Protective immune responses induced by different recombinant vaccine regimes to Rift Valley fever

• Published in: Vaccine Vol. 24; no. 49; pp. 7181 - 7189
• Main Authors: Wallace, D.B., Ellis, C.E., Espach, A., Smith, S.J., Greyling, R.R., Viljoen, G.J.
• Format: Journal Article
• Language: English
• Published: Oxford Elsevier Ltd 30.11.2006; Elsevier; Elsevier Limited
• Subjects: Animals; Antigens, Viral - biosynthesis; Antigens, Viral - isolation & purification; Applied microbiology; Arboviroses; Bacteria; Biological and medical sciences; Body Temperature - physiology; Cattle; Deoxyribonucleic acid; Disease; DNA; Drug Delivery Systems; E coli; Enzyme-Linked Immunosorbent Assay; Female; Fever; Fundamental and applied biological sciences.
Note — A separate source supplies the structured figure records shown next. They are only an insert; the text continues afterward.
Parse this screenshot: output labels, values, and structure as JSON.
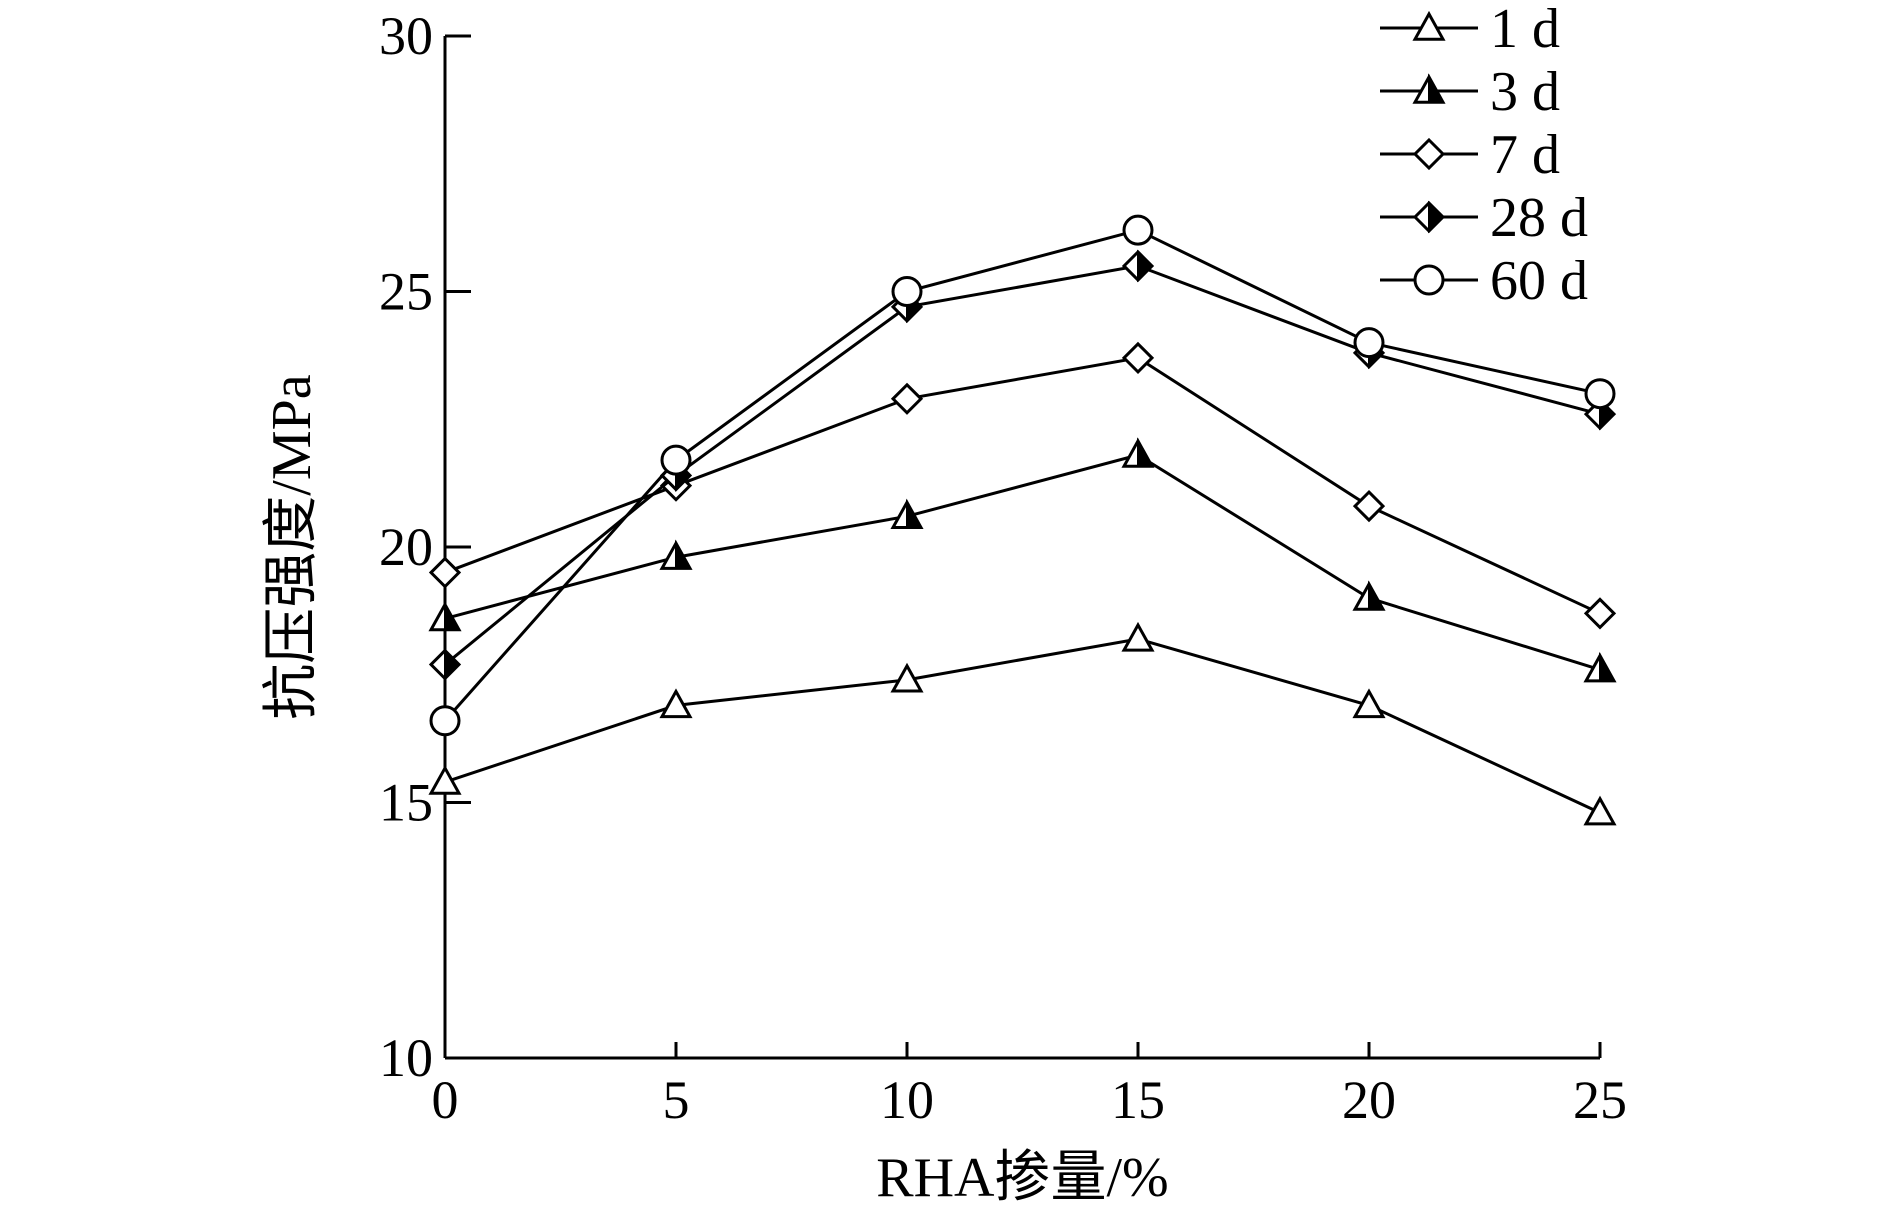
{
  "chart_data": {
    "type": "line",
    "xlabel": "RHA掺量/%",
    "ylabel": "抗压强度/MPa",
    "x": [
      0,
      5,
      10,
      15,
      20,
      25
    ],
    "xticks": [
      "0",
      "5",
      "10",
      "15",
      "20",
      "25"
    ],
    "yticks": [
      "10",
      "15",
      "20",
      "25",
      "30"
    ],
    "xlim": [
      0,
      25
    ],
    "ylim": [
      10,
      30
    ],
    "grid": false,
    "legend_position": "top-right",
    "series": [
      {
        "name": "1 d",
        "marker": "triangle-open",
        "values": [
          15.4,
          16.9,
          17.4,
          18.2,
          16.9,
          14.8
        ]
      },
      {
        "name": "3 d",
        "marker": "triangle-half",
        "values": [
          18.6,
          19.8,
          20.6,
          21.8,
          19.0,
          17.6
        ]
      },
      {
        "name": "7 d",
        "marker": "diamond-open",
        "values": [
          19.5,
          21.2,
          22.9,
          23.7,
          20.8,
          18.7
        ]
      },
      {
        "name": "28 d",
        "marker": "diamond-half",
        "values": [
          17.7,
          21.4,
          24.7,
          25.5,
          23.8,
          22.6
        ]
      },
      {
        "name": "60 d",
        "marker": "circle-open",
        "values": [
          16.6,
          21.7,
          25.0,
          26.2,
          24.0,
          23.0
        ]
      }
    ]
  }
}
Psychology; Glycoproteins; Human viral diseases; Immunization; Immunization Schedule; Immunization, Secondary; Infectious diseases; Lumpy skin disease virus; Male; Medical sciences; Mice; Mice, Inbred BALB C; Microbiology; Miscellaneous; Recombinant vaccine; Rift Valley Fever - immunology; Rift Valley Fever - prevention & control; Rift Valley Fever - veterinary; Rift Valley fever virus; Rift Valley fever virus - immunology; RNA, Viral - immunology; Sheep - immunology; Sheeppox virus; Skin diseases; Studies; Tropical viral diseases; Vaccines; Vaccines, antisera, therapeutical immunoglobulins and monoclonal antibodies (general aspects); Vaccines, DNA - administration & dosage; Vaccines, DNA - therapeutic use; Vaccines, Synthetic - administration & dosage; Vaccines, Synthetic - therapeutic use; Vector-borne diseases; Viral diseases; Viral Vaccines - administration & dosage; Viral Vaccines - therapeutic use; Virology; Yemen; Rift Valley fever virus; Sheeppox virus; Lumpy skin disease virus; Recombinant vaccine; Rift valley fever; Immunoprotection; Chordopoxvirinae; Sandfly fever group virus; Vaccine; Rift valley fever virus; Infection; Virus; Bunyaviridae; Poxviridae; Capripoxvirus; Viral disease; Arbovirus disease; Veterinary; Phlebovirus
• ISSN: 0264-410X; 1873-2518
• DOI: 10.1016/j.vaccine.2006.06.041

The glycoprotein (GP) and nucleocapsid (NC) genes of Rift Valley fever virus (RVFV) were expressed in different expression systems and were evaluated for their ability to protect mice from virulent challenge using a prime-boost regime. Mice vaccinated with a lumpy skin disease virus-vectored recombinant vaccine (rLSDV–RVFV) expressing the two RVFV glycoproteins (G1 and G2) developed neutralising antibodies and were fully protected when challenged, as were those vaccinated with a crude extract of truncated G2 glycoprotein (tG2). By contrast mice vaccinated with a DNA vaccine expressing G1 and G2 did not sero-convert with only 20% of them surviving challenge. Mice vaccinated with the DNA vaccine and boosted with rLSDV–RVFV also failed to sero-convert but 40% survived challenge. Surprisingly, although none of the mice immunised with the purified NC protein sero-converted, 60% of them survived virulent challenge. The rLSDV–RVFV construct was then further evaluated in sheep for its dual protective abilities against RVFV and sheeppox virus (SPV). Vaccinated sheep sero-converted for both viruses and were protected against RVFV challenge, however, neither the immunised or negative control animals showed any significant reactions to the virulent SPV challenge.